Verifying Aggregated Signature

The verifier of multisig needs to know all the participating public keys for the multisig. As a result, the combined signature is not constant size: The signature length and verification time grows linearly with the number of users in the subgroup.

On the other hand, the threshold signature itself should not be distinguishable from a regular signature and so does the aggregated public key. Moreover, you notice that the threshold signature verify method is no different from that of a single signature. In other words, the verifier is unaware of the threshold nature of the signature - it can just be drop-in replacement.

This means that for a cryptocurrency protocol, a soft fork is not required to modify the verify method to support threshold signature.

In Relation to Various Signature Schemes

Musig: n-of-n Multisig in Schnorr

Here we discuss MuSig for n-of-n multisig. This is called a “partner wallet” since no key is allowed to be compromised to sign the transaction. Making t=n simplifies the security model, but it offers less flexibility to accommodate a smaller t. We will later compare this with the threshold setting FROST.

  1. Broadcast partial public keys to all parties

    Each signer generates keypair $(sk_i, pk_i)$ independently, and broadcasts its $pk_i$ to all parties.

    Since all partial public keys are known, every party can compute the global public key. The multisig address can be derived from the global public key. The global public key is defined as the addition of each $pk_i$ with an coefficient that is relative to all participating public keys:

    $pk_{aggr} = \sum_1^{n} \mu_i \cdot pk_i$ where $\mu_i = H({pk_1…pk_n}, pk_i)$

    Why not a plain aggregation of all public keys like $pk_{aggr} = \sum_1^{n} pk_i$? This is to prevent rogue key attack where one adversary can broadcast its public key as the inverse of the rest of other public keys:

    $pk_{rogue} = sk_{rogue} * G * \prod_{i=1}^{t-1}pk_i$

    This allows the adversary to produce a signature for $pk_1…pk_{t-1}$ himself.
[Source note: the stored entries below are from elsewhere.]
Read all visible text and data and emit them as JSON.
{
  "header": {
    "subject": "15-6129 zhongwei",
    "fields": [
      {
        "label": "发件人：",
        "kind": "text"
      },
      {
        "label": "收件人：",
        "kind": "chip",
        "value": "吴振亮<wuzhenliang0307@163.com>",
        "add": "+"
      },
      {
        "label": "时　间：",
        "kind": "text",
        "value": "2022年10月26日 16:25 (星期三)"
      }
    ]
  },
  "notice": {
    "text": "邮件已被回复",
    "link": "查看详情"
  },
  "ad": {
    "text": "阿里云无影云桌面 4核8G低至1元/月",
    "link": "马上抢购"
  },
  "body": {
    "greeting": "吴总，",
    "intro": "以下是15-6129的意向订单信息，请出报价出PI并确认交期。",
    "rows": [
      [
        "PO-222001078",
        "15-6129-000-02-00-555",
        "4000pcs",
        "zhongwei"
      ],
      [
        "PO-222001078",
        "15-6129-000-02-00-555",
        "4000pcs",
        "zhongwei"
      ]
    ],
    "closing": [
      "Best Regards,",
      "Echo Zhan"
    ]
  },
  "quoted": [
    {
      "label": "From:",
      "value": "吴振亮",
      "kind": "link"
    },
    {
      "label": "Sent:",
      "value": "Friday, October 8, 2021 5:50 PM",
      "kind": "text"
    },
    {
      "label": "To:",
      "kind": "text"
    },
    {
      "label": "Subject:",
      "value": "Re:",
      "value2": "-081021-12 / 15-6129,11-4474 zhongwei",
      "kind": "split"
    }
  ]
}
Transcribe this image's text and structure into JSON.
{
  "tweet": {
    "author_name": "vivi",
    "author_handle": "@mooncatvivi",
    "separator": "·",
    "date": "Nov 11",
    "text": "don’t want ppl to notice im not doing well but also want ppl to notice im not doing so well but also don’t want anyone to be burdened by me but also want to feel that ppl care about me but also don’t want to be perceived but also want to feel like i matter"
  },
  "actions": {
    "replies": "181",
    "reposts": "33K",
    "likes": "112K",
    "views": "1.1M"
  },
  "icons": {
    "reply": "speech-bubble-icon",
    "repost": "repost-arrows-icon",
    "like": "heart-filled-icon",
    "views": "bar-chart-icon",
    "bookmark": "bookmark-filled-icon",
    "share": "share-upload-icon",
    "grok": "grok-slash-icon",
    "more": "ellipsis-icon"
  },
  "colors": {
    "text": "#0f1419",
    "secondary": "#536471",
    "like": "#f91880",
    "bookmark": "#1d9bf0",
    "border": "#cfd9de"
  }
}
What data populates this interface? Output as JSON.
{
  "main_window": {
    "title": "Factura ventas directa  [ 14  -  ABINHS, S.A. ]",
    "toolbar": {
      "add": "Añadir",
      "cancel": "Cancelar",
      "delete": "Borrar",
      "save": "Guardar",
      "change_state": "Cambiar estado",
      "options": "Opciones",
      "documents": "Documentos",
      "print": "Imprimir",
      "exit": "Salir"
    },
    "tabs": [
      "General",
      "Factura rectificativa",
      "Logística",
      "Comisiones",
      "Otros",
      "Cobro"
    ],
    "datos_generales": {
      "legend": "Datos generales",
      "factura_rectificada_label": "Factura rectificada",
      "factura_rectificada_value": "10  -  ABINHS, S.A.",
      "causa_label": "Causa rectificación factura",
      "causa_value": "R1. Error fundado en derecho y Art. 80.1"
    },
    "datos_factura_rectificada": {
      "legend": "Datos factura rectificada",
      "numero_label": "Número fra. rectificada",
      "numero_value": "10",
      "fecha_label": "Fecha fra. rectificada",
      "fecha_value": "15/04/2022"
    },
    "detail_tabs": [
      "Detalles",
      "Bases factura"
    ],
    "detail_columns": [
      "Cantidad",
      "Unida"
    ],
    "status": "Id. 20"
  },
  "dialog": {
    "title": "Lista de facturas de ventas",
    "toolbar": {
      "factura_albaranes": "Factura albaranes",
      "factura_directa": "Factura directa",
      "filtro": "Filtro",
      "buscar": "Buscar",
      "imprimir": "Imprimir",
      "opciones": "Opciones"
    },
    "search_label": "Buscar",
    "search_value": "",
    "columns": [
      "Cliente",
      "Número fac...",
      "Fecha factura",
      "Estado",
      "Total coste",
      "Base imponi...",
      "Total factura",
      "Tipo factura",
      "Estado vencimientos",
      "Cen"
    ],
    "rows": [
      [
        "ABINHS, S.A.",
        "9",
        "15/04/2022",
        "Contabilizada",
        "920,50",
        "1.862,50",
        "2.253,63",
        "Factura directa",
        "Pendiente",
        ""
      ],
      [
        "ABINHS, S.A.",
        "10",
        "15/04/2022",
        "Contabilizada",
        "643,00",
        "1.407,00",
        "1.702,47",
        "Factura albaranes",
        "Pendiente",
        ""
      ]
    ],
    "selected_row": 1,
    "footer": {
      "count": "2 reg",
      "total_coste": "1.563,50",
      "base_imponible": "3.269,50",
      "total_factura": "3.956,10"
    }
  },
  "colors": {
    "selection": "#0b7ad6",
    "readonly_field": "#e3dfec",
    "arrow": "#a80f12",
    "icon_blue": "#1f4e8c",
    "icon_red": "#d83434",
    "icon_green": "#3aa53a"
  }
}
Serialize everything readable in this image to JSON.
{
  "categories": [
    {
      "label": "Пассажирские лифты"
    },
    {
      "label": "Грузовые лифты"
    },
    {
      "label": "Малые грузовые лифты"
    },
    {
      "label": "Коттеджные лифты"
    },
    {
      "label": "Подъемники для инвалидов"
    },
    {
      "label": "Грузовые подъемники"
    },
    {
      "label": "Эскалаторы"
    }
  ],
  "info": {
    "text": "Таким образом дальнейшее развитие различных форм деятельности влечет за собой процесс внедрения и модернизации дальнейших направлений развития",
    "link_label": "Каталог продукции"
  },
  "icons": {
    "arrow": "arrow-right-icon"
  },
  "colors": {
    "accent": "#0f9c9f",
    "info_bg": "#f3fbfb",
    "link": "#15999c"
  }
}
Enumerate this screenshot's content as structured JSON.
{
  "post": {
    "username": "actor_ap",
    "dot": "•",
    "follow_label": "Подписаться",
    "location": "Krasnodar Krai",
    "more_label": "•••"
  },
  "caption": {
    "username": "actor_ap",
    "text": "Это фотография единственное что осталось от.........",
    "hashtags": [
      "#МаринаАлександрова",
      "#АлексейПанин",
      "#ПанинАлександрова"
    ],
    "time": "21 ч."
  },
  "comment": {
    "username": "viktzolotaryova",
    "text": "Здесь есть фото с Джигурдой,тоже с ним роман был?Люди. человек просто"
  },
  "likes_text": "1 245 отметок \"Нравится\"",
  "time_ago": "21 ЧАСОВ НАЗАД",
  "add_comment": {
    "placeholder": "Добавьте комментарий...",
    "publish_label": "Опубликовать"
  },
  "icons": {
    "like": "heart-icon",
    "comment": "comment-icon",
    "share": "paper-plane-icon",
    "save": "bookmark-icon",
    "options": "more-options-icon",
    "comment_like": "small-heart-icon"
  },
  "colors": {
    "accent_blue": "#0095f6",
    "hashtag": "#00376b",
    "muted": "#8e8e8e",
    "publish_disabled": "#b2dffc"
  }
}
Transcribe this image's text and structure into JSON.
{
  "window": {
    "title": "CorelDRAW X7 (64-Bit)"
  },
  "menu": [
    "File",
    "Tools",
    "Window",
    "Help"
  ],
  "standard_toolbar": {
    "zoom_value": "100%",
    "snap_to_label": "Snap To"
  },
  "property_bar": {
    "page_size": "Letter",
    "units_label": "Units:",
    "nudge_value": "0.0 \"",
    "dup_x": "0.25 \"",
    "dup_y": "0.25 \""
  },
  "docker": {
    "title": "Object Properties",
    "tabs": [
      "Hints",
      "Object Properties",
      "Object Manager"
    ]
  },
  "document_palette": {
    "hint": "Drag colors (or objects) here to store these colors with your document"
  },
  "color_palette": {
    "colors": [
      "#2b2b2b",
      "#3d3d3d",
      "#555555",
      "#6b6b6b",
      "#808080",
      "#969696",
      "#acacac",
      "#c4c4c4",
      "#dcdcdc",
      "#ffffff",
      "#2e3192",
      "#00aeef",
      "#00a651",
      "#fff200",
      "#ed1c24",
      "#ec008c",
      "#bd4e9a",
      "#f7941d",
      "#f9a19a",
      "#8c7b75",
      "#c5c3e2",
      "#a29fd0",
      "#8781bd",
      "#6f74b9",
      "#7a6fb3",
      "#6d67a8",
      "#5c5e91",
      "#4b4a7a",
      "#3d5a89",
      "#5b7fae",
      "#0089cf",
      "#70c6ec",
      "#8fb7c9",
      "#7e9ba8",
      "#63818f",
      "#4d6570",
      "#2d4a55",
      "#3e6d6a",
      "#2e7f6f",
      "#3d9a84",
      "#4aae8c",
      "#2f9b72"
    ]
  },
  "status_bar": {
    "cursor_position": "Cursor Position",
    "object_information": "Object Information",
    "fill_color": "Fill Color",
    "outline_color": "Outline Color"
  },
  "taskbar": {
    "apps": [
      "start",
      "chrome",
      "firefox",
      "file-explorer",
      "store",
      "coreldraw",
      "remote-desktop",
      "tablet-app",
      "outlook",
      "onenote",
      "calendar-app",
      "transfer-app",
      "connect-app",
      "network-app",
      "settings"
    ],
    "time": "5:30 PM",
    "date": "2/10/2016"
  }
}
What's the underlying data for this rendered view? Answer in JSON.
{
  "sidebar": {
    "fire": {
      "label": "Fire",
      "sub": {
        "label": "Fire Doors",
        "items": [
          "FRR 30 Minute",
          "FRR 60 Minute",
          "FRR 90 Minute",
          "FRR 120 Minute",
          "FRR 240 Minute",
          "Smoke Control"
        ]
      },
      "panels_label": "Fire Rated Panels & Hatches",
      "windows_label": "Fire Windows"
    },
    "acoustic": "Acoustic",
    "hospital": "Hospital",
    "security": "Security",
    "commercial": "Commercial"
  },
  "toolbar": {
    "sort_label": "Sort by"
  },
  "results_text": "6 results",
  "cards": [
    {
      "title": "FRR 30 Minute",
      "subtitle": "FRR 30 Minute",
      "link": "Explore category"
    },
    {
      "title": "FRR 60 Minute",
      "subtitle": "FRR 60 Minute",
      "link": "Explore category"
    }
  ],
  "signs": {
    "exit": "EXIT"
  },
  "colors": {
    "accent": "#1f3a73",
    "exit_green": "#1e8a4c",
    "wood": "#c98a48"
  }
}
    To prevent this, we instead multiply each $pk_i$ with a coefficient which commits to all public keys, the key cancellation scenario is not possible since the addition is de-linearized w.r.t each public key.

    Alternatively, this attack can be mitigated with Knowledge of Secret Key (KOSK). The signer needs to broadcast a signature using the private key with the submitted public key. The public key is only accepted by other parties if the signature (i.e. proof of ownership of the public key) verifies. This is to make sure the public key is not maliciously constructed. However, per specified in BIP-340, the former construction is used.

  2. Broadcast public nonces to all parties

    Each signer calculate their partial public nonce $R_i = r_i*G$ and send to all parties.

    The signature requires the correctness of $R$ to be indeed computed with $r$ that each party uses later, each signer is also to publish a commitment to the nonce. The protocol aborts if any of the commitment is not verified.

  3. Each party computes a partial signature:

    $s_i = r_i + c * \mu_i * sk_i$ where $c = H(pk_{aggr} | R_{aggr} | m)$

    Here we see that $pk_{aggr}$ is taken into account for computing $c$. This is to prevent related-key attack where a third party can convert a signature (R, s) for public key P into a signature (R, s + a * hash(R || m)) for public key P + a * G and the same message m.

    The above 1) broadcast public keys 2) commitment to public nonces 3) broadcast public nonces consists of 3 rounds of communications.

  4. Combine to get the aggregated signature:

    $s_{aggr} = s_1 + s_2 + … + s_t$

  5. The verify step is the same as the vanilla signature, the ${pk_aggr} and $s_{aggr}$ is submitted.

References:

  1. BIP-340: The native Schnorr Signatures spec for secp256k1 for Bitcoin.

  2. MuSig: The construction discussed above.

  3. MuSig2: An improvement made to MuSig that reduces the communication round from 3 to 2 by having each signer to broadcast a list of public nonces instead of 1.

  4. MuSig-DN: Instead of requiring each party to generate nonce randomly, this scheme defines the nonce as a pseudorandom function of the message and all signers’ public keys. When each party broadcasts its public nonce, they also broadcast a zero-knowledge proof (e.g. Bulletproofs). The tradeoff here is that the computation for Bulletproofs is relatively expensive.

FROST: t-of-n Threshold Signature in Schnorr

FROST is an extension from MuSig where the signature is fully thresholded to use $t \le n$. Compared to MuSig, it is more flexible for any t, at a cost for more communication rounds.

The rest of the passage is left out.